Inference - b dependence - Inference of death b and mutation rate μ for single tumors at fixed μ. Mutation rate is inferred using the estimated b by computing the tumors clone turnover W_c and comparing to the theoretical curve. For each death rate we simulate 10 tumors at a = 1.0, μ = 0.2, threshold size N = 2000 and final size 100000. However, at b = 0.7 two and at b = 0.8 four of these show high lineage turnover such that b cannot be estimated and are excluded. Error bars indicate standard deviation.
Inference with fit- b dependence - Inference of death b and mutation rate μ for single tumors at fixed μ. Mutation rate is inferred using the estimated b by subsampling mutations thus effectively reducing the mutation rate, computing the clone turnover for each subset and fitting the resulting pseudo-turnover curve to the analytical curve.

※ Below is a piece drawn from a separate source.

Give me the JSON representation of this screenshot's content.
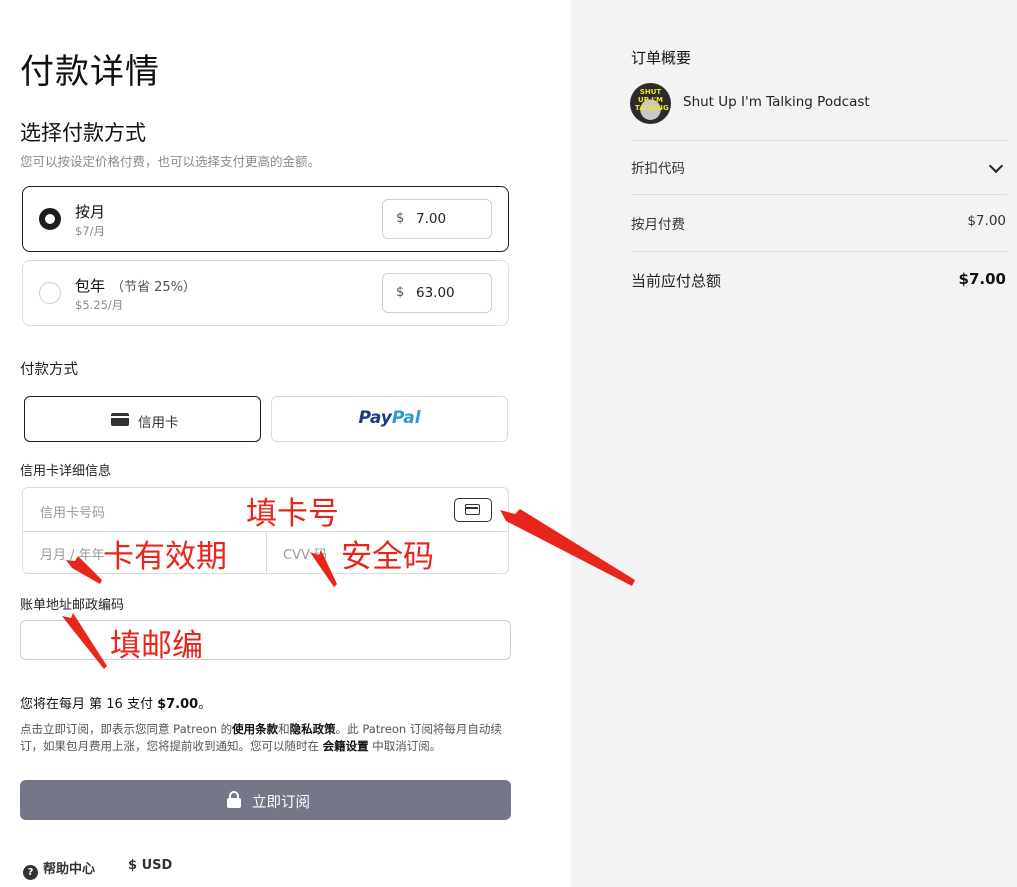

For each death rate we simulate 10 tumors at a = 1.0, μ = 0.2, threshold size N = 2000 and final size 100000. However, at b = 0.7 two and at b = 0.8 four of these show high lineage turnover such that b cannot be estimated and are excluded. The set of mutations is subsampled at probabilities L = 0.1, 0.2..., 1.0 with 10 repetitions each. Error bars indicate standard deviation.
Inference - μ dependence - Inference of death b and mutation rate μ for single tumors at fixed b. Mutation rate is inferred using the estimated b by computing the tumor's clone turnover W_c and comparing to the theoretical curve. For each death rate we simulate 10 tumors at a = 1.0, b = 0.4, threshold size N = 2000 and final size 100000. Error bars indicate standard deviation.

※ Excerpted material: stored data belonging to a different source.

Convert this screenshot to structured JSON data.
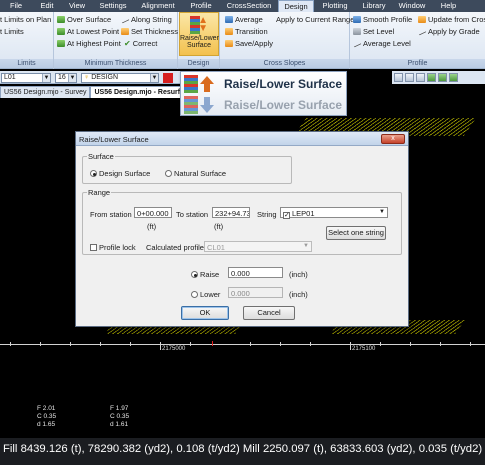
{
  "menu": {
    "items": [
      "File",
      "Edit",
      "View",
      "Settings",
      "Alignment",
      "Profile",
      "CrossSection",
      "Design",
      "Plotting",
      "Library",
      "Window",
      "Help"
    ],
    "active": "Design"
  },
  "ribbon": {
    "limits_group": {
      "label": "Limits",
      "items": [
        "t Limits on Plan",
        "t Limits"
      ]
    },
    "min_thickness_group": {
      "label": "Minimum Thickness",
      "items": [
        "Over Surface",
        "Along String",
        "At Lowest Point",
        "Set Thickness",
        "At Highest Point",
        "Correct"
      ]
    },
    "design_group": {
      "label": "Design",
      "button_label_line1": "Raise/Lower",
      "button_label_line2": "Surface"
    },
    "cross_slopes_group": {
      "label": "Cross Slopes",
      "items": [
        "Average",
        "Apply to Current Range",
        "Transition",
        "Save/Apply"
      ]
    },
    "profile_group": {
      "label": "Profile",
      "items": [
        "Smooth Profile",
        "Update from Cross",
        "Set Level",
        "Apply by Grade",
        "Average Level"
      ]
    }
  },
  "tooltip": {
    "title": "Raise/Lower Surface",
    "subtitle": "Raise/Lower Surface"
  },
  "doc_toolbar": {
    "string_value": "L01",
    "number_value": "16",
    "surface_value": "DESIGN"
  },
  "doc_tabs": [
    "US56 Design.mjo - Survey",
    "US56 Design.mjo - Resurface"
  ],
  "dialog": {
    "title": "Raise/Lower Surface",
    "close_label": "x",
    "surface": {
      "legend": "Surface",
      "design_label": "Design Surface",
      "natural_label": "Natural Surface",
      "selected": "design"
    },
    "range": {
      "legend": "Range",
      "from_label": "From station",
      "from_unit": "(ft)",
      "from_value": "0+00.000",
      "to_label": "To station",
      "to_unit": "(ft)",
      "to_value": "232+94.73",
      "string_label": "String",
      "string_value": "LEP01",
      "string_checked": "✓",
      "select_button": "Select one string",
      "profile_lock_label": "Profile lock",
      "calc_profile_label": "Calculated profile",
      "calc_profile_value": "CL01"
    },
    "raise_label": "Raise",
    "raise_value": "0.000",
    "raise_unit": "(inch)",
    "lower_label": "Lower",
    "lower_value": "0.000",
    "lower_unit": "(inch)",
    "ok_label": "OK",
    "cancel_label": "Cancel"
  },
  "canvas": {
    "stations": [
      "2175000",
      "2175100"
    ],
    "labels_left": [
      "F 2.01",
      "C 0.35",
      "d 1.65"
    ],
    "labels_right": [
      "F 1.97",
      "C 0.35",
      "d 1.61"
    ]
  },
  "status": {
    "text": "Fill 8439.126 (t), 78290.382 (yd2), 0.108 (t/yd2)   Mill 2250.097 (t), 63833.603 (yd2), 0.035 (t/yd2)"
  },
  "colors": {
    "accent": "#f3c14e",
    "canvas_bg": "#000000",
    "hatch": "#c7c400",
    "status_bg": "#1b1d21"
  }
}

Inference with fit- μ dependence - Inference of death b and mutation rate μ for single tumors at fixed b. Mutation rate is inferred using the estimated b by subsampling mutations thus effectively reducing the mutation rate, computing the clone turnover for each subset and fitting the resulting pseudo-turnover curve to the analytical curve. For each death rate we simulate 10 tumors at a = 1.0, b = 0.4, threshold size N = 2000 and final size 100000. The set of mutations is subsampled at probabilities L = 0.1, 0.2..., 1.0 with 10 repetitions each. Error bars indicate standard deviation.

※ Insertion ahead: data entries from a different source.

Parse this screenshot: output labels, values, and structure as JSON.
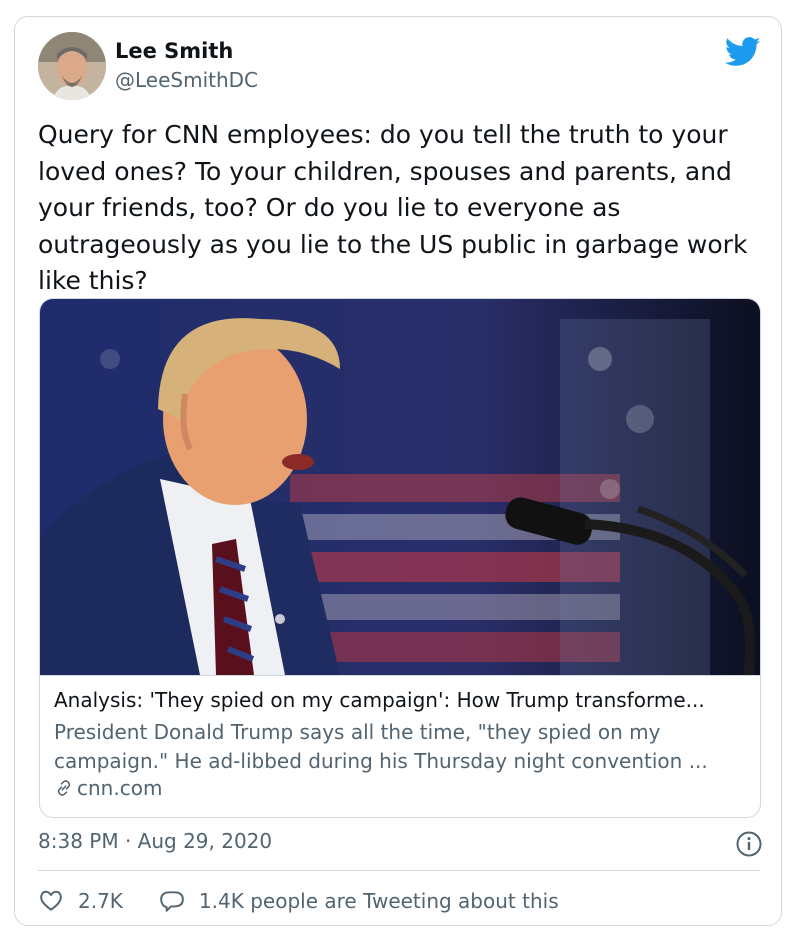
{
  "author": {
    "name": "Lee Smith",
    "handle": "@LeeSmithDC"
  },
  "tweet": {
    "text": "Query for CNN employees: do you tell the truth to your loved ones? To your children, spouses and parents, and your friends, too? Or do you lie to everyone as outrageously as you lie to the US public in garbage work like this?",
    "timestamp": "8:38 PM · Aug 29, 2020"
  },
  "link_card": {
    "title": "Analysis: 'They spied on my campaign': How Trump transforme...",
    "description": "President Donald Trump says all the time, \"they spied on my campaign.\" He ad-libbed during his Thursday night convention ...",
    "domain": "cnn.com"
  },
  "stats": {
    "likes": "2.7K",
    "conversation": "1.4K people are Tweeting about this"
  },
  "icons": {
    "brand": "twitter-bird-icon",
    "info": "info-icon",
    "like": "heart-icon",
    "reply": "speech-bubble-icon",
    "link": "link-icon"
  },
  "colors": {
    "brand": "#1d9bf0",
    "muted": "#536471",
    "border": "#cfd9de"
  }
}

Parameter inference on sampled spatial data - The figure shows inferred death rates b_inf and mutation rates μ_inf for spatial simulations of exponential growth. The third plot from the left additionally shows the inferred scaled mutation rate μ/(1-b/a). Blue markers represent single simulations, the bars show mean and standard deviation for each death rate b and the red line indicates a perfect match to the underlying paremeters.
Populations are grown to size 10⁴ at different death rates b, fixed mutation rate μ = 0.2 and birth rate a=1.. The tumor plane is sampled evenly at a sampling depth of 270 (similar to Ling et al.). Frequency threshold and sample frequency cutoff (see text) are set to f_thresh = 1/400 and f_sample = 1/3 respectively.